L’ex-secrétaire général de la CAF, Mustafa Fahmy a réagi au courrier que lui a adressé le président de la CAF, le Malgache Ahmad Ahmad qui lui a refusé sa présence à l’Assemblée Générale. Une décision anti statutaire selon Fahmy dont nous publions la réponse intégrale

« J’accuse bonne réception de votre correspondance en date du 12 Juillet 2019 en réponse à mon mail du 5 Juillet non pas du 5 Juin, comme mentionné par erreur je suppose, dans lequel vous vous obstinez à violer les statuts de la CAF en refusant de m’adresser mon invitation comme Membre d’Honneur de la Confédération afin d’assister à l’Assemblée Générale.

Vous estimez que les membres d’honneur n’ayant pas le droit de vote, vous avez donc la latitude de ne pas les autoriser à siéger à l’Assemblée Générale.

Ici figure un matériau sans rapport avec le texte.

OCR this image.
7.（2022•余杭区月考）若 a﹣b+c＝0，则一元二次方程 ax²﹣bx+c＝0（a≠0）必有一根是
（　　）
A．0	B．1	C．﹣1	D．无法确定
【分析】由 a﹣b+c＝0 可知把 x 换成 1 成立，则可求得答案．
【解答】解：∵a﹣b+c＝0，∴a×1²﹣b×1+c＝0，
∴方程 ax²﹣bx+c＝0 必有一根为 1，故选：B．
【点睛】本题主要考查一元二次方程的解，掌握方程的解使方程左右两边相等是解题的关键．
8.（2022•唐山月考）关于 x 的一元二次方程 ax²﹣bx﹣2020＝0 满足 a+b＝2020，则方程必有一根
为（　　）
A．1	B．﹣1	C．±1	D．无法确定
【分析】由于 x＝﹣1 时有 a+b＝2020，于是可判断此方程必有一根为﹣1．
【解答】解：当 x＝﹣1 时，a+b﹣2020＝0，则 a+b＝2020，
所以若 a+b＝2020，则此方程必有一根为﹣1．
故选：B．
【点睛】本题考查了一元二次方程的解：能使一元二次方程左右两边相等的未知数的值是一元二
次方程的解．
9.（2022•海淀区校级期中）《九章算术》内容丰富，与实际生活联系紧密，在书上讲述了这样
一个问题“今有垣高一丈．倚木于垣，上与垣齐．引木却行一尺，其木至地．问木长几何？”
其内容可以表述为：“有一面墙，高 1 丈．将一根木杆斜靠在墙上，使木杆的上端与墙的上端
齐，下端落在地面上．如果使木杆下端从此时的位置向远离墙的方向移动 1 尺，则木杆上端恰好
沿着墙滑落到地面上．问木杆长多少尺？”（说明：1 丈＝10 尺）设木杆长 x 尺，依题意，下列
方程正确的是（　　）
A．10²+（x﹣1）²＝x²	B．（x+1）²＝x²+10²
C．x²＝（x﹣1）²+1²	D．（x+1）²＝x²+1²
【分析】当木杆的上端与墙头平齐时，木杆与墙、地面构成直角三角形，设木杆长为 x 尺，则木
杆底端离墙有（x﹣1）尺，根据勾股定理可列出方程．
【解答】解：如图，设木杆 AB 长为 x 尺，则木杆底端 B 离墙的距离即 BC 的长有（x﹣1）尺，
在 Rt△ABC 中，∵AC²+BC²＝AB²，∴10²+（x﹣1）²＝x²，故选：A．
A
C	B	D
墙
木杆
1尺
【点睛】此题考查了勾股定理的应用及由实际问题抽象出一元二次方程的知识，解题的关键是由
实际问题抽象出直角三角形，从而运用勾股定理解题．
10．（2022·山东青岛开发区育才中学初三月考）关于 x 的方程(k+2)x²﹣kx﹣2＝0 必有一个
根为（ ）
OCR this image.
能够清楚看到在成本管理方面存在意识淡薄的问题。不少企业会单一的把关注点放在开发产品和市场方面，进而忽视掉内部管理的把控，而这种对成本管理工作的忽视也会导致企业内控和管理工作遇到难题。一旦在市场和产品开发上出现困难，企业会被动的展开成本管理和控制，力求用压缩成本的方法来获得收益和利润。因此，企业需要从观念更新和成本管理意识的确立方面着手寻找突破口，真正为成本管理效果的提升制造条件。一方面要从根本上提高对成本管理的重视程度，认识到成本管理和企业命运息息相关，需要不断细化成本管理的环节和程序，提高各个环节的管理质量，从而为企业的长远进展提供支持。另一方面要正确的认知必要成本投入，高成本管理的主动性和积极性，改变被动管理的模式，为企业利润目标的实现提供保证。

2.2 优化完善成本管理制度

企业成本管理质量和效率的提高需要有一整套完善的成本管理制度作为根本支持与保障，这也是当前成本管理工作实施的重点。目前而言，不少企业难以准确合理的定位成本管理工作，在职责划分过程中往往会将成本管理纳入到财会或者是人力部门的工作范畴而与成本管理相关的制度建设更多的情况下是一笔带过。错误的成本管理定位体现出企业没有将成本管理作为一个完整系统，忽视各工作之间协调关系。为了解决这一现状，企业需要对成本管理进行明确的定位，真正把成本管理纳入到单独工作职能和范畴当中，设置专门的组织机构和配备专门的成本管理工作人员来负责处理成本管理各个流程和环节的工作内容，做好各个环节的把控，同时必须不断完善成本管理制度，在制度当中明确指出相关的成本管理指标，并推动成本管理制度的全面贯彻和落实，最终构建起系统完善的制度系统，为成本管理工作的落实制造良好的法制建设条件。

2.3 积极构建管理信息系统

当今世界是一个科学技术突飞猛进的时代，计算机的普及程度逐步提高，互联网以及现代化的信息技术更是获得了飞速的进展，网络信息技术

Ce faisant, vous vous octroyez un droit que les Statuts ne vous donnent pas, car une décision de l’Assemblée Générale ne peut en aucun cas être remise en cause par le Comité Exécutif, et encore moins le président. Par ailleurs, les membres du Comité Exécutif ne jouissent pas d’un droit de vote à l’Assemblée Générale. Cela vous donne-t-ile droit de leur interdire l’accès à l’Assemblée Générale s’ils ne sont pas du même bord que vous et que vous ne souhaitez pas leur présence ?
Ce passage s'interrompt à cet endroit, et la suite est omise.